Written by: Dave Cantrell
Ever been in a life-altering accident? I have, a week before Christmas 1986 when an inattentive doctor ran the red light at Bush and Fillmore and the small motorcycle on which I was a passenger T-boned the good doctor’s Suzuki Samurai with enough force to turn it over and send me flying 65 feet through the San Francisco night without a helmet. Neither the driver of the bike – my then-girlfriend – nor, obviously, I were killed but in very real effect that crash ultimately catapulted us 650 miles north to Portland 2½ years later. Sudden clashes with mortality can do that, apparently, just ask Allen Clapp and Jill Pries of semi-legendary crystalline pop-rock outfit The Orange Peels.
Stopped in traffic on the freeway south of that same storied city at the tail end of November 2013, on their way to the final date of the band’s Sun Moon tour, a drunk driver barreled into them from behind going 60 MPH. Due the sturdiness of their (totaled) van, exceedingly good if not random luck and perhaps the grace of a pop-loving god, the two walked away and even made it to the gig (that, my friends, defines ‘troopers’), but emotionally – and, it turns out, creatively – well, you never really walk away unscathed from something like that, do you?

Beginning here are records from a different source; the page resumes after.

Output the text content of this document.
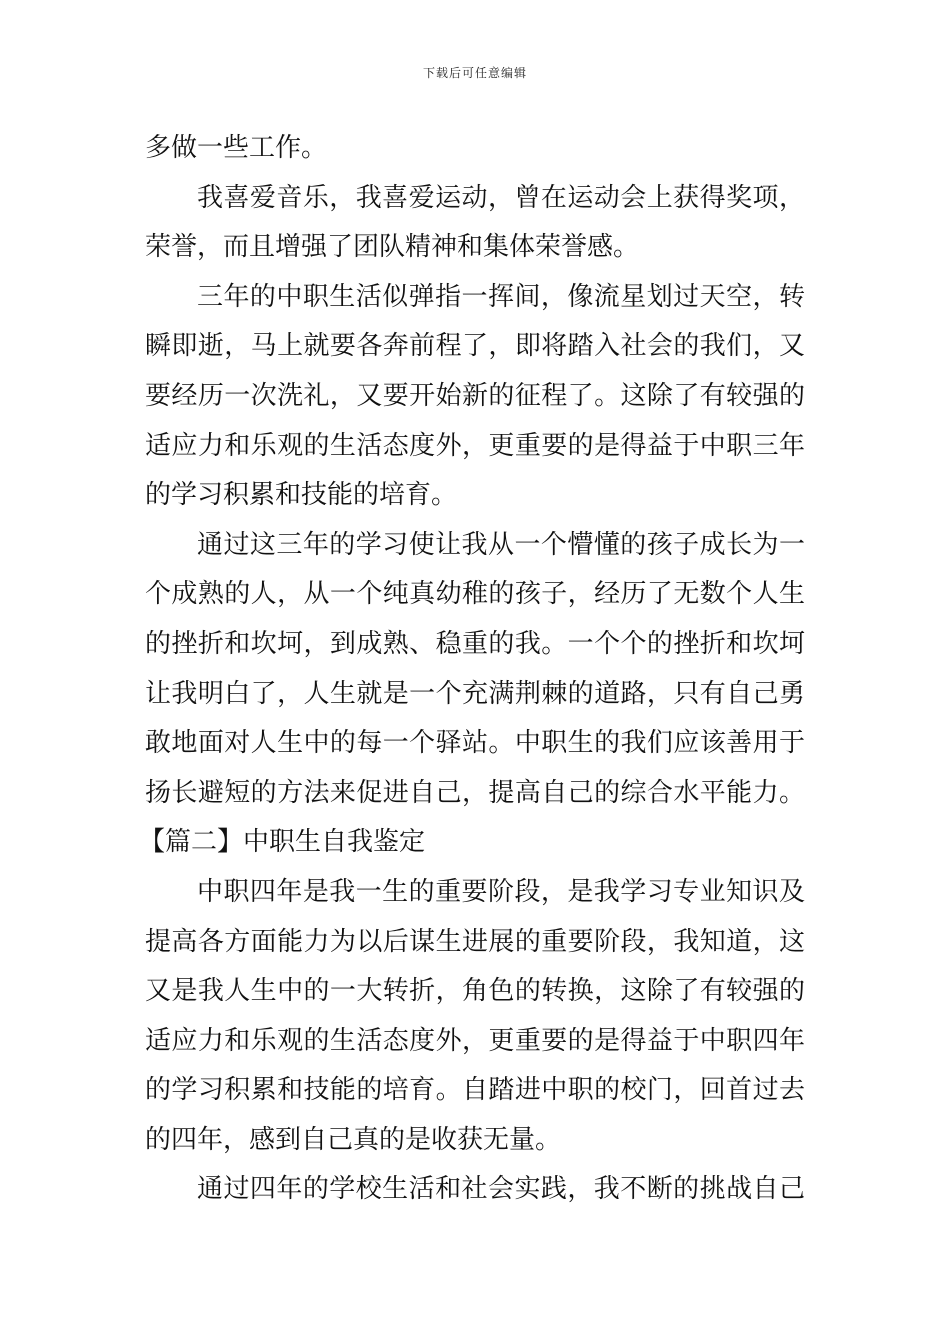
下载后可任意编辑
多做一些工作。
我喜爱音乐，我喜爱运动，曾在运动会上获得奖项，
荣誉，而且增强了团队精神和集体荣誉感。
三年的中职生活似弹指一挥间，像流星划过天空，转
瞬即逝，马上就要各奔前程了，即将踏入社会的我们，又
要经历一次洗礼，又要开始新的征程了。这除了有较强的
适应力和乐观的生活态度外，更重要的是得益于中职三年
的学习积累和技能的培育。
通过这三年的学习使让我从一个懵懂的孩子成长为一
个成熟的人，从一个纯真幼稚的孩子，经历了无数个人生
的挫折和坎坷，到成熟、稳重的我。一个个的挫折和坎坷
让我明白了，人生就是一个充满荆棘的道路，只有自己勇
敢地面对人生中的每一个驿站。中职生的我们应该善用于
扬长避短的方法来促进自己，提高自己的综合水平能力。
【篇二】中职生自我鉴定
中职四年是我一生的重要阶段，是我学习专业知识及
提高各方面能力为以后谋生进展的重要阶段，我知道，这
又是我人生中的一大转折，角色的转换，这除了有较强的
适应力和乐观的生活态度外，更重要的是得益于中职四年
的学习积累和技能的培育。自踏进中职的校门，回首过去
的四年，感到自己真的是收获无量。
通过四年的学校生活和社会实践，我不断的挑战自己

Reflecting that fact, as well the further sense of life’s ever surprise-laden ways as they were forcibly uprooted from Clapp’s longstanding Mystery Lawn Studio in Sunnyvale (though they landed well, in the sylvan Santa Cruz woods outside Boulder Creek in a place now dubbed Mystery Lawn Mountain), Begin the Begone, from its lyrics to the very title itself, has an implicit taste of tumult to it. From the plead of charge-ahead first track “Head Cleaner” – ‘give me something, will ya…give me something familiar‘ – to the disorienta-pop of the pertinently titled “Fleeing the Scene” with its fraught, Hollies-like beauty, where that ‘fleeing’ is not directed in the direction you might think and that’s followed by the superb and ballad-y “New Moon,” all rattled-but-retained hope amid a glorious drench of keys and the embroidered chime of guitar, clear through to the rumbustious, percussive thunder of “Post & Beam” – drummer and first-time producer Gabriel Coan going all Thor-with-a-Max Roach-jones on us – that acts as a limb-loosening intro to the powerpop boogie of “9,” a kind of roadhouse romp (Orange Peels-style) abetted by the unleashed yet pristine guitar work of John Moreman that had me thinking Jeremy Spencer in his prime and that evolves in the end into a bit of popsike regalia, this album rather glistens with the kind of mortal resolve that only a near-death experience can occasion. Fatalism, if of an inevitably resilient sort, soaks the bars and arrangements of these nine tracks like a heavy, glad-to-be-alive morning dew.
That said, however, for a record the process and backdrop of which would indicate a band skating rather perilously on the razor-edged brink, Begin the Begone, though not without urgency – with some irony, ‘drive’ would seem to be the watchword – unspools with a taut but deliberate charm, underscoring the fact that there’s little these four can do that doesn’t come up bright (however defined), melodious trumps. “Embers” has a suave, shoulder-swaying finger-snapping ease that seems to emanate from The Orange Peels in a constant aura, the faultless “Satellite Song,” full of abundance and yearn, tells you everything you need to know about what Teenage Fanclub aiming their quiver at the Beach Boys would sound like (fabulous, as it turns out), while the Lennon-ish dream of “Wintergreen” that closes the album in a gleaming shower of cascading piano, coils of psychy guitar, some sheets of ascendant keyboard and an arrangement that pulls it all together like the Zombies in excelsis, is simply the words ‘pop purity’ written in the air of a gelid January morning.
Whereas the work here and the immediacy within may well have been propelled by trauma – Begin the Begone is, tellingly, the quickest they’ve ever followed up a previous LP – one realizes after listening that, yes, that is indeed true, but still, a record of this quality coming from The Orange Peels? That, my friends, is no accident.